August 7, 1998: Area 51 Employee Lines
A retired airborne engineer describes penetrating Area 51 security with a 40 percent success rate during exercises fifteen years prior. A former Palmdale defense contractor details working on the B-2 bomber and encountering an aluminum-titanium composite bound with an uncuttable silk fabric that could only be fabricated at Area 51. An archaeologist recounts hiking 100 miles into the restricted zone following the trail of the 1849 Death Valley wagon train, photographing Papoose Lake, and feeling sustained underground vibrations. A 15-year base operations veteran confirms seeing five star-like objects perform impossible maneuvers overhead but insists everything else at the facility involved classified but conventional military hardware.
The broadcast climaxes when a frantic caller claiming a recent medical discharge from Area 51 warns about extradimensional beings infiltrating the military. Mid-sentence, the GE-2 satellite transmission fails completely in one of the most discussed moments in the history of the program.
Key Moments
1,850 federal workers at Area 51: Art reads a Drudge/Scripps Howard scoop reporting more than 1,850 federal civilian workers are still employed at Area 51 despite federal downsizing, framing the night's open-line topic.
Fred, 15-year base ops Area 51 employee: Art calls a faxer named Fred who says he ran base ops at Area 51 for 15 years; Fred describes seeing five 'star-like' craft do impossible 90-degree turns and confirms he is part of a class action against the government over exotic-materials exposure.

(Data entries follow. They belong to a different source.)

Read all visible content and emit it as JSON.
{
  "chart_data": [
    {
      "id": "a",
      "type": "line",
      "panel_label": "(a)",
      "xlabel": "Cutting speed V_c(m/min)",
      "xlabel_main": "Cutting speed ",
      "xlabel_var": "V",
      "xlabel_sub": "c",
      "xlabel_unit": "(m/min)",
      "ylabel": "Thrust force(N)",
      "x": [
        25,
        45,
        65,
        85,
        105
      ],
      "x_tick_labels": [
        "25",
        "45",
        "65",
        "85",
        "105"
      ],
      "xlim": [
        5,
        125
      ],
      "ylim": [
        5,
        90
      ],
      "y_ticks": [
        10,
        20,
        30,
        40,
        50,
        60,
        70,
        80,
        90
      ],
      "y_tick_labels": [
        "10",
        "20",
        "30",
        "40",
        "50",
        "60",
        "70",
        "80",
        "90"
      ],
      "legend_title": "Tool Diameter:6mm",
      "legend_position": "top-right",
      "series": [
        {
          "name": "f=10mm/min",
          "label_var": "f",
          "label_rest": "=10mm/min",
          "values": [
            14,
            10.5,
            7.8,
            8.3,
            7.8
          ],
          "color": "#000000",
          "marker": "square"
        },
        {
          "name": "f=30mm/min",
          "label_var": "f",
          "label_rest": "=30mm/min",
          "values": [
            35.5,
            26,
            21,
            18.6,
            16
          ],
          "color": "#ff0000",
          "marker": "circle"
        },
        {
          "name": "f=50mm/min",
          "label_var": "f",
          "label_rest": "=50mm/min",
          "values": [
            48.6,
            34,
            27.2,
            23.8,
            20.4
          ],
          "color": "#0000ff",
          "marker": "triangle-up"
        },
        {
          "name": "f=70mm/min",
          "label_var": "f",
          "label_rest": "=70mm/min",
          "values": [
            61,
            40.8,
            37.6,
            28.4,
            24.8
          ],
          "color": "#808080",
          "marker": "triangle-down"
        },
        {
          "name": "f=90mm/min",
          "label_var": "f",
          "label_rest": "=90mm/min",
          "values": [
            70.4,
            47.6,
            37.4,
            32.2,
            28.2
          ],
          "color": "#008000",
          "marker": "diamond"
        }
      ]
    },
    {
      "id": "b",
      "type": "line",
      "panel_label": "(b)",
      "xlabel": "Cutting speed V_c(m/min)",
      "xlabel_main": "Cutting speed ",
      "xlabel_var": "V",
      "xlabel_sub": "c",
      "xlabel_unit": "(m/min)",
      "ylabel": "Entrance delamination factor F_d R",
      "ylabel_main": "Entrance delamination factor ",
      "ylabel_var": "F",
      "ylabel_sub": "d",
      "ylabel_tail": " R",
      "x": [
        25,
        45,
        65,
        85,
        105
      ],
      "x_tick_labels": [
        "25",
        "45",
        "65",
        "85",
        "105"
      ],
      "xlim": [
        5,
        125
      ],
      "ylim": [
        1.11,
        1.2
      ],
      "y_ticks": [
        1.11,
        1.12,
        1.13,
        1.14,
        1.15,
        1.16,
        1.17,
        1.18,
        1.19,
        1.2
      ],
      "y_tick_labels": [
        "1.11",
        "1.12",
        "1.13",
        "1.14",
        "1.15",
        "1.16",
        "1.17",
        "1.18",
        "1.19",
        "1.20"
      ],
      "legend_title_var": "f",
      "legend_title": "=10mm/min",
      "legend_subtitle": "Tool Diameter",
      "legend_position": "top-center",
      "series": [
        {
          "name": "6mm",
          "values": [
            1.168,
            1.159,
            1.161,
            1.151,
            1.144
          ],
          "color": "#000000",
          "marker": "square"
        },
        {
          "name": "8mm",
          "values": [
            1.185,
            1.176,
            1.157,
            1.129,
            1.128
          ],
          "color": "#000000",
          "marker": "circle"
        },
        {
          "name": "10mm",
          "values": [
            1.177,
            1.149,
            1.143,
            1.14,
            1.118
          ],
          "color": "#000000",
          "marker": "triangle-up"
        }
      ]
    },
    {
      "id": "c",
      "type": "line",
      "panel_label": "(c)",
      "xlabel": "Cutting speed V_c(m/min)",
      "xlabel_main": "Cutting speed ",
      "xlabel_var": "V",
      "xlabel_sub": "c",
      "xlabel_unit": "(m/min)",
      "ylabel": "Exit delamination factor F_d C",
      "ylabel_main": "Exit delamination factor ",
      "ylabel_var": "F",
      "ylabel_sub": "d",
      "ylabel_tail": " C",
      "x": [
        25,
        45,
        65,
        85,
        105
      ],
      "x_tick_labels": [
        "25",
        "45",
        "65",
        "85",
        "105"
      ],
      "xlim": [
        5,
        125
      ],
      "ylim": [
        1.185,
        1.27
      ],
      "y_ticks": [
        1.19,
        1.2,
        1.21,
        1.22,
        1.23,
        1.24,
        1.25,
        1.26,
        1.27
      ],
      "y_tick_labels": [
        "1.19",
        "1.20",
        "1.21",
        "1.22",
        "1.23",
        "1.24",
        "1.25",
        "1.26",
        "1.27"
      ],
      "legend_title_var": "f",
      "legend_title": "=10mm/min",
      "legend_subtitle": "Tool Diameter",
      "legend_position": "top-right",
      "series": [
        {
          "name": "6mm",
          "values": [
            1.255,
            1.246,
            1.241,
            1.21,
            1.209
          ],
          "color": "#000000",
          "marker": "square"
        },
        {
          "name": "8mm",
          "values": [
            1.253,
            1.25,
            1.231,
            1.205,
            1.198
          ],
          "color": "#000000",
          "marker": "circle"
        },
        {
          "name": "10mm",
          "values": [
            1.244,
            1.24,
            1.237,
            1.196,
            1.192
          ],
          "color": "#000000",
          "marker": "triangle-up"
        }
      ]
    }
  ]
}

Archaeologist who hiked into Area 51 for a week: A caller identifying himself as an archaeologist tracking the 1849 Death Valley 49ers wagon train says he illegally hiked into the restricted zone for a week, came within a mile of Papoose Lake, and felt sustained ground vibrations.
Transmitter dies mid-call during paranoid Area 51 caller: A caller saying he was medically discharged from Area 51 a week earlier begins describing extra-dimensional infiltration and population-culling plans - and Art's transmitter abruptly fails mid-sentence, forcing the show to a backup link.